Cette unité, appelée
jour-lumière, équivaut à
environ 25,9 milliards de kilomètres. Autrement dit : là où la
lumière met une journée entière pour nous parvenir, notre plus
lointaine ambassadrice y aura mis… un demi-siècle.

Une sonde mythique, toujours
en mouvement

Lancée par la NASA le 5
septembre 1977, quelques jours après sa jumelle Voyager 2, Voyager 1 avait pour mission initiale
d’explorer les planètes extérieures du Système solaire. Elle nous a
offert les premières vues détaillées de Jupiter et Saturne,
révolutionnant notre compréhension de ces géantes.

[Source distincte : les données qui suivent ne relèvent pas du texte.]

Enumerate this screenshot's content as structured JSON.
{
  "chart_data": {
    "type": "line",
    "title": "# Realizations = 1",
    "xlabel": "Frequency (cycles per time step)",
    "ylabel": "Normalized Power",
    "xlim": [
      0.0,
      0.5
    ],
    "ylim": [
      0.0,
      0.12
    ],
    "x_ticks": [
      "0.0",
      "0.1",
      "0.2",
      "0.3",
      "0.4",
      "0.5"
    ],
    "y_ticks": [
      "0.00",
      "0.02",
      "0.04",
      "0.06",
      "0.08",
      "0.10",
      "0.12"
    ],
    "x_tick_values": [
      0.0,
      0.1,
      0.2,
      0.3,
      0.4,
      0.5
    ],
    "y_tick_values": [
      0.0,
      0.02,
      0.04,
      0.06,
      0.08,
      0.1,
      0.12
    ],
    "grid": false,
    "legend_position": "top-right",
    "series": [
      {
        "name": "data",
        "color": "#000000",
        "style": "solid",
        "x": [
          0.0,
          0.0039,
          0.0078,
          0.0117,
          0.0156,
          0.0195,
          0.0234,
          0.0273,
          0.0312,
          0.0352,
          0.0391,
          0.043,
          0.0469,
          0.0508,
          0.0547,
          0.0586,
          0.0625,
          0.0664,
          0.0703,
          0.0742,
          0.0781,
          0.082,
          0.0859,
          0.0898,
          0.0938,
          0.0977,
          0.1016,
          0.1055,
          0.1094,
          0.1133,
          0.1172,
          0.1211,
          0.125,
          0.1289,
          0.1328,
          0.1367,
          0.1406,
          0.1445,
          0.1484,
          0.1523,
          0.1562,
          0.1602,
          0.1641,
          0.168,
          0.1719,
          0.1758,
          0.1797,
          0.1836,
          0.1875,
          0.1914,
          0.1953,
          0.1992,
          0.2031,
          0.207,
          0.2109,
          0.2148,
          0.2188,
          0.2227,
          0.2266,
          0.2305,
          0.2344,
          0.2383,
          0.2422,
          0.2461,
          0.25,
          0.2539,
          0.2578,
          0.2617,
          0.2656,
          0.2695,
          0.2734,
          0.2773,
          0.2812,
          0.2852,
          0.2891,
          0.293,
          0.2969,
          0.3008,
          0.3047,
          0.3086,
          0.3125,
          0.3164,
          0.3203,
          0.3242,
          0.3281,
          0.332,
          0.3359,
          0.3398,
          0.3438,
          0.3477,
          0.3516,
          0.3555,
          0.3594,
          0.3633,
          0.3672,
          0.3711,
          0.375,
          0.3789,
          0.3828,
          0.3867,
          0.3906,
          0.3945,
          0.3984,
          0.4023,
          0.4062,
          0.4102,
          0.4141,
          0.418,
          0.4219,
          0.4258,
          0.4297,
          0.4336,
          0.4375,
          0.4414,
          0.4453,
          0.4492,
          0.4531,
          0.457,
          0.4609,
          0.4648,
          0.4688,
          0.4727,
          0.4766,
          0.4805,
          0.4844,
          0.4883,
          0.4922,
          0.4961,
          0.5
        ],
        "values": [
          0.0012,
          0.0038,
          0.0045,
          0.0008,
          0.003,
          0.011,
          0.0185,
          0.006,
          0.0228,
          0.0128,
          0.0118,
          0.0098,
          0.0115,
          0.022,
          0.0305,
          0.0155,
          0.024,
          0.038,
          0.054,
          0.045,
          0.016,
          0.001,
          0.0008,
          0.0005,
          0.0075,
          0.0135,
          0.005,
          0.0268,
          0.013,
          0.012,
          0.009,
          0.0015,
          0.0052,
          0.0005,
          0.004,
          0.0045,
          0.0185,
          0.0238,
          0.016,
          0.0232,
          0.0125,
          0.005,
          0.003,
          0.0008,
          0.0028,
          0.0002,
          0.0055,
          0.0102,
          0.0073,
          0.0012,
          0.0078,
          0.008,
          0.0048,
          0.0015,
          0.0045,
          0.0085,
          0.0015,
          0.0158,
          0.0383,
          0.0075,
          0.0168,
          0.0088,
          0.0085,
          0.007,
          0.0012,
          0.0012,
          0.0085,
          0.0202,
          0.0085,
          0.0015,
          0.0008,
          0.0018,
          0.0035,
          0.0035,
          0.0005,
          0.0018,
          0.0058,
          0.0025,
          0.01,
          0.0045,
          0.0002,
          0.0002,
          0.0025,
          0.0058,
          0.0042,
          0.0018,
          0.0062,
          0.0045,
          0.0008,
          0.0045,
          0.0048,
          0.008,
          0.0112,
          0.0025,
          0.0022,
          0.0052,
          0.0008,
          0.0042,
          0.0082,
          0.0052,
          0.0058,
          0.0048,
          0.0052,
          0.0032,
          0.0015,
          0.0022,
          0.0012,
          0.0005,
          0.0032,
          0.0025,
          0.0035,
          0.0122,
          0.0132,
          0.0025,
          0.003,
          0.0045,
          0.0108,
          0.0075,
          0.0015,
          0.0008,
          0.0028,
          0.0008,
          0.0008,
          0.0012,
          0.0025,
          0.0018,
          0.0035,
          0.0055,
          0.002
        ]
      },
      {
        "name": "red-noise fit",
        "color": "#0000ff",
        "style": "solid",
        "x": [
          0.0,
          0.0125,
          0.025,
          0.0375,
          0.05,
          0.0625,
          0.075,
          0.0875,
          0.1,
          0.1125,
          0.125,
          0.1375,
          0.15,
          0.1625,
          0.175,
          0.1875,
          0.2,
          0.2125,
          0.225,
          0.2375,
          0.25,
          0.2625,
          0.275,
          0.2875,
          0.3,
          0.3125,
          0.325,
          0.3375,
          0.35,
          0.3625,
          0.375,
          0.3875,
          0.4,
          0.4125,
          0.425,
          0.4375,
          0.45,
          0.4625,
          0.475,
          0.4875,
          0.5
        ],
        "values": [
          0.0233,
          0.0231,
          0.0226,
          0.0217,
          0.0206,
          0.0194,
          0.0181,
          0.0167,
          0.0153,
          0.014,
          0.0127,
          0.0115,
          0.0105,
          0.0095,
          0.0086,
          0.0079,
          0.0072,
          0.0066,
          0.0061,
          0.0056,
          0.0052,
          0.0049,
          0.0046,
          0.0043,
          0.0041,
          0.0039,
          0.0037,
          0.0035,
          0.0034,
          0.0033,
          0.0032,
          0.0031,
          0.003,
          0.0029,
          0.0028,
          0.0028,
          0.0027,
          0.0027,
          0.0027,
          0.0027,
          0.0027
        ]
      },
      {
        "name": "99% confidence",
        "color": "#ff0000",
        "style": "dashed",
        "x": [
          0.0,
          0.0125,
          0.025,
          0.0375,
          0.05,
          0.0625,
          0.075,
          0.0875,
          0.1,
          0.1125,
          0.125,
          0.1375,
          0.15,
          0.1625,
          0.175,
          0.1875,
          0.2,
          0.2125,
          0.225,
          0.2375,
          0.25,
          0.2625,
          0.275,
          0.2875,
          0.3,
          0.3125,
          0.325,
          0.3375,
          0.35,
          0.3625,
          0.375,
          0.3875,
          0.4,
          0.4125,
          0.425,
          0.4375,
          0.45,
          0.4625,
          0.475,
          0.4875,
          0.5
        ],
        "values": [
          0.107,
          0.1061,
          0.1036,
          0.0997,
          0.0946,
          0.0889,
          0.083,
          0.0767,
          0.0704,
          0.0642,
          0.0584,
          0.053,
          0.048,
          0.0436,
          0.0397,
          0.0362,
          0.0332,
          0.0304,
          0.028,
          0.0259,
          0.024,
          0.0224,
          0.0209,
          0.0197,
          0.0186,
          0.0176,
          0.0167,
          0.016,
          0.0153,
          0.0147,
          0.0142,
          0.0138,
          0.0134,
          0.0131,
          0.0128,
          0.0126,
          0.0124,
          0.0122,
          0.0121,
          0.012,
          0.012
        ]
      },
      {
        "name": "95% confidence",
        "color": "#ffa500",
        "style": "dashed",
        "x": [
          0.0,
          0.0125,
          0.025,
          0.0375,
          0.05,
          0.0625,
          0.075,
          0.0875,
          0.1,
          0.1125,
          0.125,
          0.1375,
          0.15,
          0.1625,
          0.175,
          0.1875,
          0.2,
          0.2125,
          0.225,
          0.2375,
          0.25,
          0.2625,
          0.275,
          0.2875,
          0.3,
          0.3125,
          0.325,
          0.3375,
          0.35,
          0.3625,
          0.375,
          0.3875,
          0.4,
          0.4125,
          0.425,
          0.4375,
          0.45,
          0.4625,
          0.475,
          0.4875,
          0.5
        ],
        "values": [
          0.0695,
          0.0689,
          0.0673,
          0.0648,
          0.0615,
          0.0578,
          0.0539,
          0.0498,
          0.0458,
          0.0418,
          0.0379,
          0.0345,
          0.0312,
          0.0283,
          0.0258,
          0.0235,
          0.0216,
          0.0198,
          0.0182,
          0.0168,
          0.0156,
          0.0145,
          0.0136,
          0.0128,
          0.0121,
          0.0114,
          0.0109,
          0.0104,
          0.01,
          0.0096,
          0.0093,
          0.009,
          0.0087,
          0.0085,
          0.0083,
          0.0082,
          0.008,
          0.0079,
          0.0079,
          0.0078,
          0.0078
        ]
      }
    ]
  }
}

Mais le voyage ne s’est pas
arrêté là. Après avoir quitté la région planétaire, Voyager 1 a continué, toujours plus
loin, jusqu’à franchir en 2012 l’héliopause, la frontière où le
vent solaire cède face au milieu interstellaire. Elle est ainsi
devenue le premier objet humain à quitter l’héliosphère — cette
bulle protectrice générée par notre Soleil.

Pourquoi un jour-lumière,
c’est énorme

Pour donner une idée plus
concrète : la lumière met un peu plus de 8 minutes pour atteindre
la Terre depuis le Soleil(soit 1 unité astronomique ou ~150
millions de km). Voyager 1, elle, est actuellement à plus de 166
unités astronomiques, et le temps que met un signal radio pour
atteindre la sonde dépasse désormais 23 heures.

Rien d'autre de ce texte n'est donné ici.